BMA looks forward Era begins: Bolger arrives facing a new set of challenges to an enduring art museum.

February 19, 1998

ONE ERA ended and another began when Doreen Bolger took over this week as director of the Baltimore Museum of Art. She replaced Arnold Lehman, who had already left to take over that other BMA, the Brooklyn Museum of Art in New York. The transition includes the departure of Brenda Richardson, the deputy director, whose curatorial vision dominated the museum's priorities in modern art for two decades.

It won't be the same place, whatever new approaches the new director brings, but that won't be clear to the visitor's eye for some time. Most of the temporary exhibitions for the next two years have already been planned. What seems unlikely to change is the museum's emphasis on contemporary and recent art, among its other strengths and constituencies. It is a reasonable division of labor with the Walters Gallery of Art, not as a matter of turf but of common sense and of the community getting the most out of its finite resources.

For a museum that began as an agency of municipal government and is slowly losing that dependence, adapting to that change will be the greatest challenge. But the Baltimore Museum of Art has powerful private support, shown by an endowment of $51 million and 1997 attendance near 320,000. Ms. Bolger is challenged to attract more donors, members and visitors without losing the loyal following that was nurtured by Mr. Lehman and Ms. Richardson.

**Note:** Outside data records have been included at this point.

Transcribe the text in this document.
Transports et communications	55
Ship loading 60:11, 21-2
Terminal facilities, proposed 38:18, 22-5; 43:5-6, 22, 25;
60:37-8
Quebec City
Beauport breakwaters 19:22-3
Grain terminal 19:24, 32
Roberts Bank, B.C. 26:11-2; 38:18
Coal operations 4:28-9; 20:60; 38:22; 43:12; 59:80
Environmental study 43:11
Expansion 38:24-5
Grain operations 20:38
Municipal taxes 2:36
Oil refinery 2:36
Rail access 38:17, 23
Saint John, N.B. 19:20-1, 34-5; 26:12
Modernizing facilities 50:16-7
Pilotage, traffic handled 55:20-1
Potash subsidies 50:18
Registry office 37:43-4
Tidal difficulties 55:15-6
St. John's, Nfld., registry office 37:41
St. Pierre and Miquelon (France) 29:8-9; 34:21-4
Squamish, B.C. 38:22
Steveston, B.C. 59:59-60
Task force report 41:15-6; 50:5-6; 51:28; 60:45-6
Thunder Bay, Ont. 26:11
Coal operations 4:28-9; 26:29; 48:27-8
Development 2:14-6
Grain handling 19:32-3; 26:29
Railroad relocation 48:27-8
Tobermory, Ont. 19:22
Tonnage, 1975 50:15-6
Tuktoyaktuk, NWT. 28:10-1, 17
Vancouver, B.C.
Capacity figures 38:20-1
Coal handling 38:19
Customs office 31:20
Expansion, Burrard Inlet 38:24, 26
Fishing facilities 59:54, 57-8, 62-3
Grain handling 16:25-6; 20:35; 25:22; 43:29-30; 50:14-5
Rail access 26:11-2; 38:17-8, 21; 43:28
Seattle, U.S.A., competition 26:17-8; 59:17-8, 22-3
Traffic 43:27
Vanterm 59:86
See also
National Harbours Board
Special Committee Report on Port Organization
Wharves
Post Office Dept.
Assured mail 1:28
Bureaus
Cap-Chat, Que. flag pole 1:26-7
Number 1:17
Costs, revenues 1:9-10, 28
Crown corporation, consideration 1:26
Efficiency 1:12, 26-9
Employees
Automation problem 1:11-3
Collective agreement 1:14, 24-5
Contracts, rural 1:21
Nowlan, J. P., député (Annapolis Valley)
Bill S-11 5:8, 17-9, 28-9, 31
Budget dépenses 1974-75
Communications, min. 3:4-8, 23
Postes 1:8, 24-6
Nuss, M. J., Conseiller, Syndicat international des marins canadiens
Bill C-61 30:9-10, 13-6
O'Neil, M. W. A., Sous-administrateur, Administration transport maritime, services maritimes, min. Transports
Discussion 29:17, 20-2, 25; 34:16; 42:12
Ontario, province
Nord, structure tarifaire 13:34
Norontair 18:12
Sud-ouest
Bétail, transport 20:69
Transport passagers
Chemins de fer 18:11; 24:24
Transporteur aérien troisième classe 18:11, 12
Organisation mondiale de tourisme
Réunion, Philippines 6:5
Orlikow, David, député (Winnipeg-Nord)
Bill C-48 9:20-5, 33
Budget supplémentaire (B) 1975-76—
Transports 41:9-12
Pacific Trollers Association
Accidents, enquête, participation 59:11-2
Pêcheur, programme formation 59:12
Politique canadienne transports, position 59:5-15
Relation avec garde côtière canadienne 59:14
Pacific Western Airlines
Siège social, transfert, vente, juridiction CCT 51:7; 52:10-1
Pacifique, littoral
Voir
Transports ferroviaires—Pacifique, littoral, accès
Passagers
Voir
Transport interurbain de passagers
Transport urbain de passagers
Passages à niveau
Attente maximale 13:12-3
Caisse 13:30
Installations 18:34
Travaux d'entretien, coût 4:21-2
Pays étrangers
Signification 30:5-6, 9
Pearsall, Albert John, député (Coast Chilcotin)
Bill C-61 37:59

The period of expansion initiated by Tom Freudenheim, the director in the 1970s, and maintained by Mr. Lehman is probably over. The need is to strengthen underpinnings in attendance, membership and donor support. Ms. Bolger takes over with higher stature in the museum world than Mr. Lehman or Mr. Freudenheim had at the time of their appointments -- and with the best wishes and eager anticipation of the BMA's constituencies.